Our team presented our solution T4T for the Shared Task: Similar Language Translation for the WMT21 (EMNLP 2021 6th Conference on MT that was hold Nov 2021) using OpenMT as “out-of-box” NMT toolkit.

This task is related to the translation between similar language pairs (in our case for ES<>CA and ES<>PT).

We focused on the corpus cleaning (both from “physical” and “statistical” point of view). Also we tried a word segmentation alternative (syllabic) to byte-pair-encoding (BPE). Finally we used OpenNMT to create our MT model.

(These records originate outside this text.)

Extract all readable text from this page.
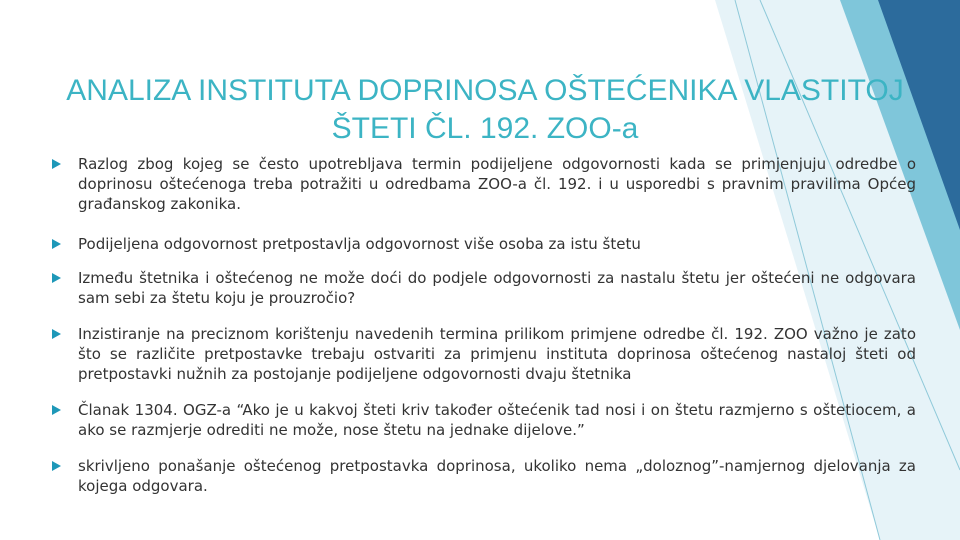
ANALIZA INSTITUTA DOPRINOSA OŠTEĆENIKA VLASTITOJ
ŠTETI ČL. 192. ZOO-a
Razlog zbog kojeg se često upotrebljava termin podijeljene odgovornosti kada se primjenjuju odredbe o doprinosu oštećenoga treba potražiti u odredbama ZOO-a čl. 192. i u usporedbi s pravnim pravilima Općeg građanskog zakonika.
Podijeljena odgovornost pretpostavlja odgovornost više osoba za istu štetu
Između štetnika i oštećenog ne može doći do podjele odgovornosti za nastalu štetu jer oštećeni ne odgovara sam sebi za štetu koju je prouzročio?
Inzistiranje na preciznom korištenju navedenih termina prilikom primjene odredbe čl. 192. ZOO važno je zato što se različite pretpostavke trebaju ostvariti za primjenu instituta doprinosa oštećenog nastaloj šteti od pretpostavki nužnih za postojanje podijeljene odgovornosti dvaju štetnika
Članak 1304. OGZ-a “Ako je u kakvoj šteti kriv također oštećenik tad nosi i on štetu razmjerno s oštetiocem, a ako se razmjerje odrediti ne može, nose štetu na jednake dijelove.”
skrivljeno ponašanje oštećenog pretpostavka doprinosa, ukoliko nema „doloznog”-namjernog djelovanja za kojega odgovara.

We have found that after a good “physical” cleaning, other recipes as “statistical” cleaning (trying to remove translations with low probability related to a corpus dictionary) or alternatives to BPE (as the syllabic segmentation) provided little or unclear improvements.

We have used less demanding OpenNMT RNN models for training and evaluation, and only for the final election, used the Transformer model. This means we have used a reasonable local environment (2 x 8 GB GPUs in a 48Gb i7) thru all this process.

Final result has been based in common sense, that is: clean the corpus as much as we can, use standard techniques as BPE in order to reduce vocabulary and a proven toolkit as OpenNMT with the Transformer model.

The result of the competition has been that our system has been always close to the top if not the best one. These are good news in the sense that you still can get state of the art results with tools using reasonable power. In the following table you can compare our results (column T4T) against the other participants (Best score). Notice how close are the results (if not the best).

	BLEU		RIBES		TER
	Best score	T4T	Best score	T4T	Best score	T4T
PT-ES	47.71	46.29	87.11	87.04	39.21	40.18
ES-PT	40.74	40.74	85.69	85.69	43.34	43.34
CA-ES	82.79	77.93	96.98	96.04	10.92	16.50
ES-CA	79.69	78.60	96.24	96.24	14.63	16.13

The results reinforce the idea that if you have a clean and coherent corpus your results will be pretty good with OpenNMT.

The tech paper we submitted for the WMT21 is T4T Solution: WMT21 Similar Language Task for the Spanish-Catalan and Spanish-Portuguese Language Pair

Besides the tech paper, if you are interested in more detailed info, check here in www.mknals.com

I also would like to thank all the community supporting OpenNMT!!!
Have a nice day!
Miguel